Thursday, June 30, 2011

Strategic Flaws in the 2011 US Economy

In a sign of increasing pessimism about the direction of the U.S. economy, roughly 4 in10 Americans now believes it is in permanent decline, according to a new CBS News/New York Times poll. (Hover and click on the image below for more details)

(Reuters) - If banks loaned out their $2 trillion cash hoard, if worker training programs were stepped up and if 3 million job openings were filled, the economic recovery would be far stronger, a panel assembled by former President Bill Clinton said on Wednesday. [Read Bill Clinton's remarks HERE]

So what the heck is going on with the economy? Gasoline is a big factor. American drivers are to big oil companies what puppets are to puppetmasters. Like a game, the masters rise the prices up to $4 a gallon and beyond, and just as our backs are beginning to crack under the weight, they ease off agin. Cat and mouse game-like. Torture. Push us to the edge of the cliffs, and pull us back a little bit just as we lose our footing. What else is eating away at our money?

Leading the way: HOUSING ::: AdAge reports "Data being released ... from Experian will show that in the first half of 2010, an estimated 275,000 people just walked away from mortgages they could afford to keep paying because they had become such awful investments. That adds up to roughly 17% of defaulters. While that figure is down 35% from the first half of 2009, as evidence of a double-dip housing crash mounts, "we expect the incidence of strategic defaulting to go up," said Ms. Bremmer.

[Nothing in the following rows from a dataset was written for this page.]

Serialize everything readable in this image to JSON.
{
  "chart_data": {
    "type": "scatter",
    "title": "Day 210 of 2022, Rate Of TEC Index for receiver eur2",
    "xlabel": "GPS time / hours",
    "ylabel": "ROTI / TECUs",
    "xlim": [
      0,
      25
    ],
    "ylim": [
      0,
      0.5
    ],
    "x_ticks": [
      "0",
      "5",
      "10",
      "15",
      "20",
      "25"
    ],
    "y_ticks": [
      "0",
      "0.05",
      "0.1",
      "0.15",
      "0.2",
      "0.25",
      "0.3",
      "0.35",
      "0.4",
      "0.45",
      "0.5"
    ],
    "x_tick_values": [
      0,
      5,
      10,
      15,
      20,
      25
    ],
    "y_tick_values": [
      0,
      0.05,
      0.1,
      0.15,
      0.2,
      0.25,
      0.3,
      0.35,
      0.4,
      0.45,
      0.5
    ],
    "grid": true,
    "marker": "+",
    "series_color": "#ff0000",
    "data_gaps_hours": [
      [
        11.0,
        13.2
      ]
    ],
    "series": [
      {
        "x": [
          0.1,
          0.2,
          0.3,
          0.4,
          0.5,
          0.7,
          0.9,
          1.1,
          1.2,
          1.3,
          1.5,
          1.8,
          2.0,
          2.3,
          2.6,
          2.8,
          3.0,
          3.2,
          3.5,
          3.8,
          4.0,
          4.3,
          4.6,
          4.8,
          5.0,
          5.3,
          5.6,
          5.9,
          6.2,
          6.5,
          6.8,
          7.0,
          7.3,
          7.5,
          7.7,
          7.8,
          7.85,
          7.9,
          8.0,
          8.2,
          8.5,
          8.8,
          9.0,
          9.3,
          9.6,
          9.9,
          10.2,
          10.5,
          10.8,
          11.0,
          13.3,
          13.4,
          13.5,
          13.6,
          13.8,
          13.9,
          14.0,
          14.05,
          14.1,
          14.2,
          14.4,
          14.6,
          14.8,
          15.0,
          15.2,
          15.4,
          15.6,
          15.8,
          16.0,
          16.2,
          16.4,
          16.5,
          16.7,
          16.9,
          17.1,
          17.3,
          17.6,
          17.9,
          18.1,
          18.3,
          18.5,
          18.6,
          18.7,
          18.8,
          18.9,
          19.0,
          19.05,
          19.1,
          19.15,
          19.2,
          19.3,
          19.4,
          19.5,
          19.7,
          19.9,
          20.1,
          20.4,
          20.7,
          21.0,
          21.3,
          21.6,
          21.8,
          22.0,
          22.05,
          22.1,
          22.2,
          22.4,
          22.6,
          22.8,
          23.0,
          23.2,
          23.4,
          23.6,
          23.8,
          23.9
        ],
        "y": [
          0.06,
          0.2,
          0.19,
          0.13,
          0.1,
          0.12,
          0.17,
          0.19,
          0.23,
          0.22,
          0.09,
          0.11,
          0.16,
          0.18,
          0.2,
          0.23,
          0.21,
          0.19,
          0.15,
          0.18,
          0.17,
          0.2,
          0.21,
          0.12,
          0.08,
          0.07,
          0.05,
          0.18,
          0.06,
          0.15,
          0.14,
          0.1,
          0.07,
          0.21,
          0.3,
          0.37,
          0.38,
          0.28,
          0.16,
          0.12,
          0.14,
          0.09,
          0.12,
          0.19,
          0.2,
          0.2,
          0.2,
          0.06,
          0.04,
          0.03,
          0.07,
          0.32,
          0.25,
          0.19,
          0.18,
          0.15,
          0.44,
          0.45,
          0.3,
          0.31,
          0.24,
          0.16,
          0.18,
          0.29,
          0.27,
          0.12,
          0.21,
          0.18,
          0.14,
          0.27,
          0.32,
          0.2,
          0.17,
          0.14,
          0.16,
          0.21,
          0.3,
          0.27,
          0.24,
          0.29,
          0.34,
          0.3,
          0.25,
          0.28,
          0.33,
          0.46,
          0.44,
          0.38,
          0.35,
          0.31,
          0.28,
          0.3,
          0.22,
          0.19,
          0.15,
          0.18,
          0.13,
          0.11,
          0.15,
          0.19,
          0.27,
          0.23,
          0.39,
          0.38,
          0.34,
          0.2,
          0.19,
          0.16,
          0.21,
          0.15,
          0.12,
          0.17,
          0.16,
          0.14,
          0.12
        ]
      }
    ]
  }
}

Estimates of the number of mortgages under water in the U.S. hover just over 1 in 4 but that could jump to half in the coming years. Recent data from Corelogic suggests that almost 10% of mortgages originated just last year are already in the negative equity range. The Federal Reserve shows average homeowner equity at just 38% down from 61% a decade ago ...

...strategic defaulters... are no deadbeats in a traditional sense. The Experian data show that they are more likely to have had a jumbo-sized mortgage, have had excellent credit scores, have had more than one house or investment property, and have a higher than average household income. They also stay current on all their other bills. If you look at the incidence in these charts, the proportion of strategic defaulters keeps going up.

They should be owning and spending like home owners. But they're not, and for up to the next seven years they might have a hard time finding a mortgage while their credit recovers. "As many strategic defaulters as there are," said Ms. Bremmer, "there are many more people who are short-selling. Those people are renting, too."" (In other words, they are driving up rents and eventually will end up defaulting on their landlords).

As I have suggested before, if Barack Obama wants to create a REAL stimulus that will "save his presidency" he must give families a 20% cash down payment on a new or existing home that they can afford that is + or - $150 within the amount they are currently spending on rent.

John Sealander ::: Sound Familiar? "I paid all my June bills today. It's weird. Money comes in the door. Money goes out the door. And nothing really changes. There always seems to be enough to pay the bills on time, but I never really get ahead of the game. Maybe in this dismal economy, that's as good as it's going to get. I really need to invent something that I can sell for $19.95 on the cable TV channels and tell people that if they order right now, I'll send them not one, but two useless gizmos for the same price... with separate shipping and handling, of course."